I bought a trimmer over the weekend and it will not run correctly. I used the synthetic oil that came with it to mix a gallon of gas. I followed the cold start startup instructions. What happened is that on Full Choke, the engine started and runs for about 3 seconds. Then on Half Choke, the engine will start and run for about 3 seconds. When the choke is was set to "run", then engine would not run at all. The Engine would not idle with the choke on, it needed the throttle to be on full and it sounded like the engine was being flooded.

What I did was adjust the idle screw a bit. The engine will now start with the choke off, it will idle for abour 5 seconds. If I apply the throttle at all, it floods out and dies.

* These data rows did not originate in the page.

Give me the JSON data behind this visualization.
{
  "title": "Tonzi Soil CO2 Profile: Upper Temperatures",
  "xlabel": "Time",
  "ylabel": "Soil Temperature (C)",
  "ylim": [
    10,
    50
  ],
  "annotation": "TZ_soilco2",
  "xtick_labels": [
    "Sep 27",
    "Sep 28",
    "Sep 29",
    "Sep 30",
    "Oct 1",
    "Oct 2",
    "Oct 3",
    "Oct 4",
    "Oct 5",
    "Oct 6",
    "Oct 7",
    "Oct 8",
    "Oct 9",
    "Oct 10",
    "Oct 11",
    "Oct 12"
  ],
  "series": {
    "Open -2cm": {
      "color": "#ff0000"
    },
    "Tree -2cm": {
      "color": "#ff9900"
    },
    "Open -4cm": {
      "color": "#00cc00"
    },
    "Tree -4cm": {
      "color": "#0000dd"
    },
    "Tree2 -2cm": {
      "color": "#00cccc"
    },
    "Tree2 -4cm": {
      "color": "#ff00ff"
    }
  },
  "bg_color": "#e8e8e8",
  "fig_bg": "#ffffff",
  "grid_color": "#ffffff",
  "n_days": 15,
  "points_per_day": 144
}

Any help or advice anybod can give me would be much appreiated. I am not much of a mechanic, so I don't want to tinker too much with the carb and really mess it up.


----------



## hankster (Jan 1, 1998)

Since it is new take it back for repair. ANY adjustments or work you do on it could void the warranty.


----------



## chiltz (Jul 16, 2007)

So I took back the trimmer and got a replacement of the same model. This one has a simliar issue. I can get it to start but not stay going. If I give it any throttle, it sounds as if its being flooded and then dies. I have noticed that when it does this, puff of smoke or steam is coming ouf of the choke. Any idea's? Is it something I am not doing right or an inherant issue with this model of trimmer?


----------



## hankster (Jan 1, 1998)

As long as you are using fuel mix that you have JUST mixed up, I would guess it is running lean as the carbs tend to be set on the lean side from the factory. If the fuel mix has been sitting around for a few months, was mixed using old gas or is from an old fuel can, it could also be causing the same type problem.


----------



## chiltz (Jul 16, 2007)

- Gas can is new
- Fuel mix is 2 weeks old.
- I shook up the gas before putting it into the 2nd trimmer just to be sure

Can I add more oil to the gas? If so, any way to know how much, or should I just add it a little bit at a time. I used synthetic oil that came with the trimmer, mixture was 100ml of oil into 3.78 (1 gal) of gas.


----------



## hankster (Jan 1, 1998)

Mix is correct. The problem with these trimmers is the engine design is old. To meet EPA standards they have to run them real lean and many times they are just too lean from the factory to run properly. Not sure where you bought it but if you can have it send in for repair, they should correct the lean condition... if not the only choice is to find a way to adjust the carb and open each fuel mixture screw about 1/4 turn.


----------